Frage an Willi Brase von Dirk F. bezüglich Wissenschaft, Forschung und Technologie
Sehr geehrter Herr Brase,
Warum wird Weiterbildung von der Bundesregierung nicht mehr gefördert? Ich kann mich an Zeiten erinnern als es gefördert wurde. Dann wurde es aufgegeben und den Schaden davon haben wir jetzt. Es sind nicht genügend Fachkräfte da! Es gibt genügend Menschen in Deutschland, die sich gerne weiterbilden würden, doch wer kann sich das noch leisten? Wo ist der Staat? Mit Bafög Kann man keine Familie ernähren. Und wenn man es auf lange Sicht betrachtet, würden durch die, die förderungswillig und bereit sind, Stellen frei, die wieder erneut besetzt werden könnten. Aber wir nehmen ja lieber Fachkräfte aus dem Ausland. Ich würde mich freuen wenn Sie mir diese erste Frage plausibel beantworten könnten.
Mit freundlichen Grüßen
Dirk Freitag
Sehr geehrter Herr Freitag,
vielen Dank für Ihren Beitrag zum Thema Weiterbildung in Deutschland, zu dem ich gerne Stellung nehmen möchte.
Sie haben vollkommen Recht - die Weiterbildungsquote in Deutschland ist erschreckend niedrig. 2003 lag die Quote bei 42 Prozent, 2007 bei 43 Prozent, während sie zum Beispiel in den skandinavischen Staaten, Österreich und Luxemburg zwischen 71 und 89 Prozent liegt. Besonders Personen mit geringem Schulbildungsniveau nehmen mit 28 Prozent wenig an formalisierter Weiterbildung teil. Dagegen bilden sich 62 Prozent der Hochschulabsolventen weiter (2007). Das Bildungsgefälle setzt sich also auch im Bereich der Weiterbildung fort. Die Beteiligung an beruflicher Weiterbildung stagniert in den letzten Jahren bei 26 Prozent. Auch hier gilt: je höher der Berufsabschluss, desto höher die Beteiligung an der beruflichen Weiterbildung.

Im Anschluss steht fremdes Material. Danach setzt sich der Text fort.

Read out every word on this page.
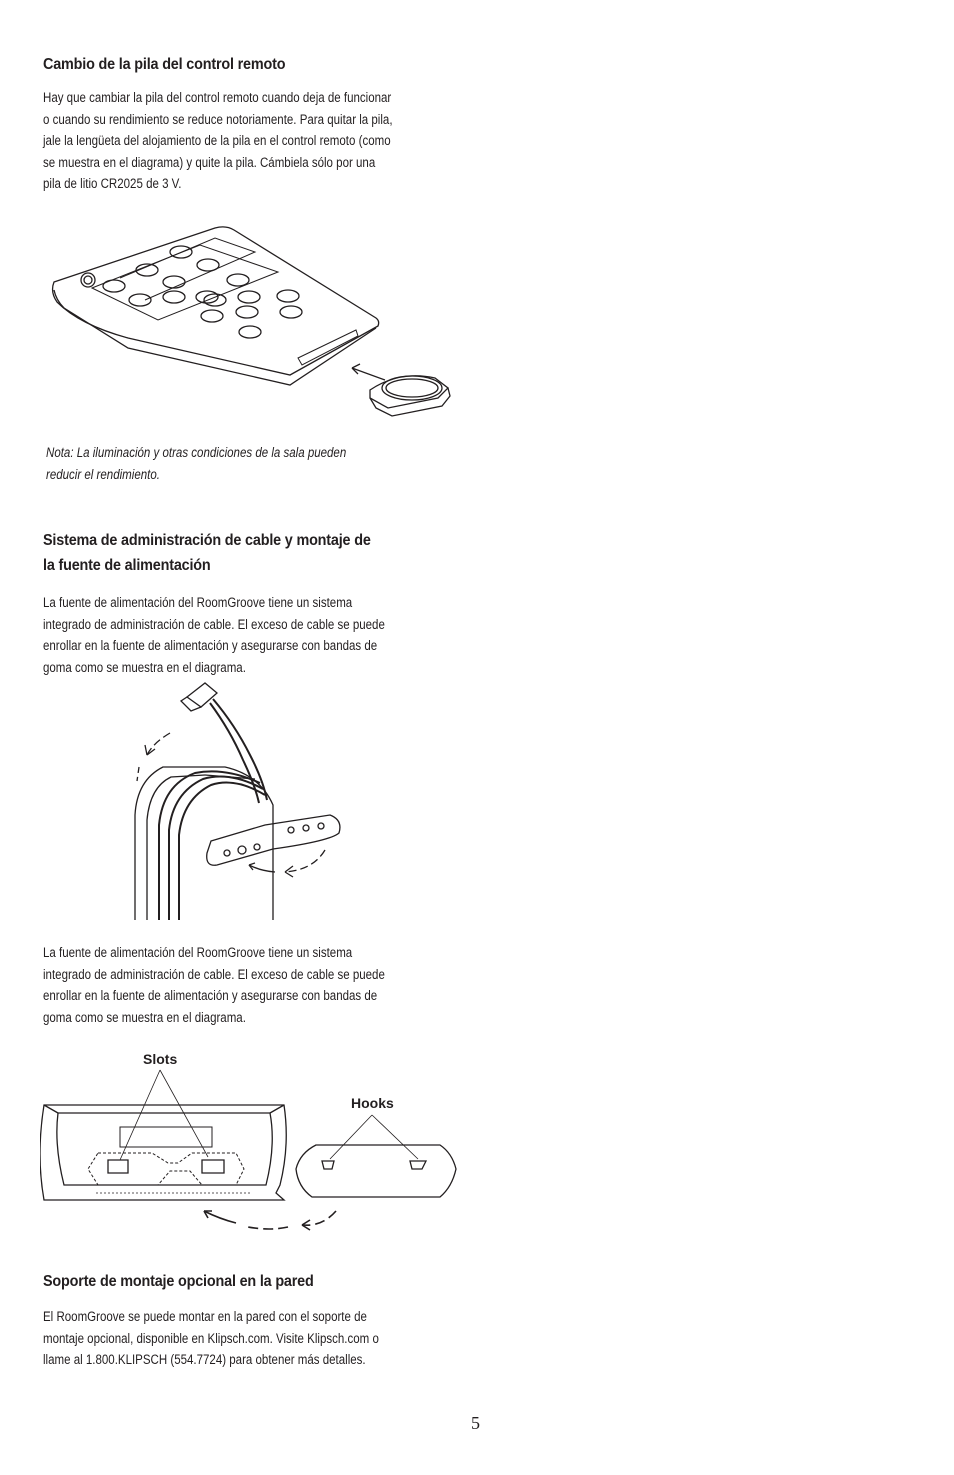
Cambio de la pila del control remoto
Hay que cambiar la pila del control remoto cuando deja de funcionar
o cuando su rendimiento se reduce notoriamente. Para quitar la pila,
jale la lengüeta del alojamiento de la pila en el control remoto (como
se muestra en el diagrama) y quite la pila. Cámbiela sólo por una
pila de litio CR2025 de 3 V.
Nota: La iluminación y otras condiciones de la sala pueden
reducir el rendimiento.
Sistema de administración de cable y montaje de
la fuente de alimentación
La fuente de alimentación del RoomGroove tiene un sistema
integrado de administración de cable. El exceso de cable se puede
enrollar en la fuente de alimentación y asegurarse con bandas de
goma como se muestra en el diagrama.
La fuente de alimentación del RoomGroove tiene un sistema
integrado de administración de cable. El exceso de cable se puede
enrollar en la fuente de alimentación y asegurarse con bandas de
goma como se muestra en el diagrama.
Slots
Hooks
Soporte de montaje opcional en la pared
El RoomGroove se puede montar en la pared con el soporte de
montaje opcional, disponible en Klipsch.com. Visite Klipsch.com o
llame al 1.800.KLIPSCH (554.7724) para obtener más detalles.
5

Zu konstatieren ist auf der anderen Seite aber auch, dass deutsche Unternehmen im internationalen Vergleich gesehen ihren Beschäftigten zu wenig Weiterbildung anbieten. Dabei sind die betrieblichen Weiterbildungsaktivitäten stark von der Betriebsgröße und der Branche abhängig. Besonders in kleinen und mittleren Unternehmen ist das Weiterbildungsangebot gering.
Man muss das Thema Weiterbildung also von zwei Seiten betrachten. Auf der einen Seite müssen die Beschäftigten nachdrücklich dazu angehalten werden, Weiterbildungsangebote anzunehmen, damit sie ihre Beschäftigungsfähigkeit und Einkommenschancen sichern und nachhaltig verbessern. Auf der anderen Seite müssen auch noch mehr Betriebe erkennen, dass die Weiterbildung ihrer Beschäftigten dazu führt, zukünftigen -- ja auch von Ihnen richtig genannten -- Fachkräftemangel entgegenzuwirken und somit die Wettbewerbsfähigkeit und Innovationskraft ihres Unternehmens zu erhalten bzw. zu steigern.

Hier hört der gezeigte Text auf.